Two former employees who were not rehired following a reorganization did not prove that their former employer discriminated against them based on age, the U.S. Court of Appeals for the First Circuit ruled.
As part of a global reorganization that was implemented to cut costs, a health care company decided to terminate about 1,000 employees.
In doing so, it reduced the number of salespeople in its Puerto Rico district from 14 to three.
Employees who were released were permitted to reapply for positions.
Two Puerto Rico salespeople, aged 57 and 48, were released and reapplied for the same jobs. They were not rehired.
Interviewers said one was not a strong closer and the other presented a relatively weak plan.
Others Hired Instead
The three people who were hired to fill the positions were 43, 47 and 47.
The two rejected applicants sued the employer, alleging unlawful age discrimination under Puerto Rico law.
To support their claims, they relied on interviewers’ comments that the ideal candidate would have “energy,” be “dynamic,” and have “stamina.” One of the two added the assertion that his interview itself was a pretext for discrimination because the employer had selected other individuals for the job beforehand.
A lower court issued a ruling in favor of the employer, and the applicants sought review from the U.S. Court of Appeals for the First Circuit.
The First Circuit appeals court affirmed the ruling favoring the employer.

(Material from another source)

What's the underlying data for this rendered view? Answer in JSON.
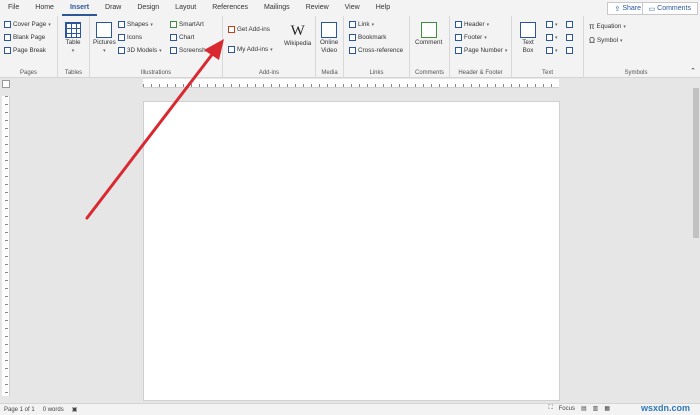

As to the 48-year-old, the court said the discrimination claim “defeat[ed] itself.” Two of the three selected candidates were only a year younger, it noted. “This is simply not a scenario that invites even speculation of age discrimination,” it said.
Not Enough Evidence
Nor did the 57-year-old produce sufficient evidence of age bias, the court said. The comments he offered in support of his claim were made in the context of discussions regarding three positions that would have to cover territory previously handled by 14 people, it noted. It was both relevant and accurate to describe the new positions as more demanding, the court explained.
In addition, the interviewers said nothing to indicate that the applicant lacked the desired traits of having energy and stamina and being dynamic. Instead, they said he was weak in other ways that had nothing to do with his age.
Nor did the latter candidate produce enough evidence to prove his allegation that his interview was a farce because the successful candidates had been chosen beforehand, the court decided.
The lower court’s ruling was affirmed.
Martinez v. Novo Nordisk Inc., No. 19-1928, 2021 WL 1168886 (1st Cir. 3/29/21).